Engineers at Massachusetts Institute of Technology and Harvard University have designed a novel face mask that can diagnose the wearer with COVID-19 within about 90 minutes.
The masks are embedded with tiny, disposable sensors that can be fitted into other face masks and could also be adapted to detect other viruses.
The sensors are based on freeze-dried cellular machinery that the research team has previously developed for use in paper diagnostics for viruses such as Ebola and Zika.
In a new study, the researchers showed that the sensors could be incorporated into not only face masks but also clothing such as lab coats, potentially offering a new way to monitor healthcare workers’ exposure to a variety of pathogens or other threats.
“We’ve demonstrated that we can freeze-dry a broad range of synthetic biology sensors to detect viral or bacterial nucleic acids, as well as toxic chemicals, including nerve toxins. We envision that this platform could enable next-generation wearable biosensors for first responders, health care personnel, and military personnel,” says James Collins, the Termeer Professor of Medical Engineering and Science in MIT’s Institute for Medical Engineering and Science (IMES) and Department of Biological Engineering and the senior author of the study.

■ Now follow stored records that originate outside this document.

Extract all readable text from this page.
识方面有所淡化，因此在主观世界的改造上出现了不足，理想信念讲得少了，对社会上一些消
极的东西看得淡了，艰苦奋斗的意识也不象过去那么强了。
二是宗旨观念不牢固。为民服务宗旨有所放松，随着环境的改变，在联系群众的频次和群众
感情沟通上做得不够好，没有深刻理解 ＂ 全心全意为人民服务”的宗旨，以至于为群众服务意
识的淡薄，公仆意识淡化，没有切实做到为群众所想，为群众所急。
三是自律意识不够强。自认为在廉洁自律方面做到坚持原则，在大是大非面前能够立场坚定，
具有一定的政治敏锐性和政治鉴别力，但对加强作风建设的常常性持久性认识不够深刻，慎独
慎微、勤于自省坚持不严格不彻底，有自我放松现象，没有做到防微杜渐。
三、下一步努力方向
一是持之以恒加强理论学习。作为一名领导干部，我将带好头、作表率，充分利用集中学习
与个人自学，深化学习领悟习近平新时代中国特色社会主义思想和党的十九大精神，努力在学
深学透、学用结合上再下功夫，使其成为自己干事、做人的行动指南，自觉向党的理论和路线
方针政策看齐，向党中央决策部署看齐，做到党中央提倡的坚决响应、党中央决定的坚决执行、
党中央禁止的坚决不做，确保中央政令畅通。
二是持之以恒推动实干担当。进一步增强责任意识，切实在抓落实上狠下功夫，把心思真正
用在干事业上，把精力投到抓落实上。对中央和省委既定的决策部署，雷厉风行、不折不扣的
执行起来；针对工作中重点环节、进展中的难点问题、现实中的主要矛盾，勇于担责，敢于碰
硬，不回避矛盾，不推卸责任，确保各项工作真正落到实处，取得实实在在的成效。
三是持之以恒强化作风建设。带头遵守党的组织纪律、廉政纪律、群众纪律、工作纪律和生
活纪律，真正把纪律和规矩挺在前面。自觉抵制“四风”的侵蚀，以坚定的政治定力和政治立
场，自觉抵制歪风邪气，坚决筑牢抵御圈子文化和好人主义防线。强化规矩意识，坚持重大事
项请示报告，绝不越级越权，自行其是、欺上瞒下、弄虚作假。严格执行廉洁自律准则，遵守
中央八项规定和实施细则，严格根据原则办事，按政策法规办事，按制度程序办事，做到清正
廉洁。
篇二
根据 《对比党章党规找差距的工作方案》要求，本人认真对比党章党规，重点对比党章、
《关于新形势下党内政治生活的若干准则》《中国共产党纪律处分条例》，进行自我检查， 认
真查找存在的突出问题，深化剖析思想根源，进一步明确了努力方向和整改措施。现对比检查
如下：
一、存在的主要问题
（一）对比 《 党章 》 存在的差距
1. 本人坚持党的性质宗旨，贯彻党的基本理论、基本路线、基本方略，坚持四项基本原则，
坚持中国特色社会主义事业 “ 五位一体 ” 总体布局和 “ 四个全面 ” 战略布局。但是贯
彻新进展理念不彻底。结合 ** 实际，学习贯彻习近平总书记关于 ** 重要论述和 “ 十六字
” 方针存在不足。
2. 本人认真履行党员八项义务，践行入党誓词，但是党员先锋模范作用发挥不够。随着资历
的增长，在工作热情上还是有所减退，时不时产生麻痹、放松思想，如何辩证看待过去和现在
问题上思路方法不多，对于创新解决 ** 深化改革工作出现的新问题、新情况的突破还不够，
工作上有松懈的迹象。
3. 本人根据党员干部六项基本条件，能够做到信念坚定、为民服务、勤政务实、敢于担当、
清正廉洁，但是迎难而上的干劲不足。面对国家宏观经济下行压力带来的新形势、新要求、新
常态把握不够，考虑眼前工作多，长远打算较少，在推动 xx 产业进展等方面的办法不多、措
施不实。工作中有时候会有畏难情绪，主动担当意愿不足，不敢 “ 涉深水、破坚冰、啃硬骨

The face mask sensors are designed so that they can be activated by the wearer when they’re ready to perform the test, and the results are only displayed on the inside of the mask, for user privacy.
Peter Nguyen, a research scientist at Harvard University’s Wyss Institute for Biologically Inspired Engineering, and Luis Soenksen, a Venture Builder at MIT’s Abdul Latif Jameel Clinic for Machine Learning in Health and a former postdoc at the Wyss Institute, are the lead authors of the paper, which appears today in Nature Biotechnology.
The researchers are currently looking for commercial manufacturers interested in mass producing the COVID-19-detecting face mask.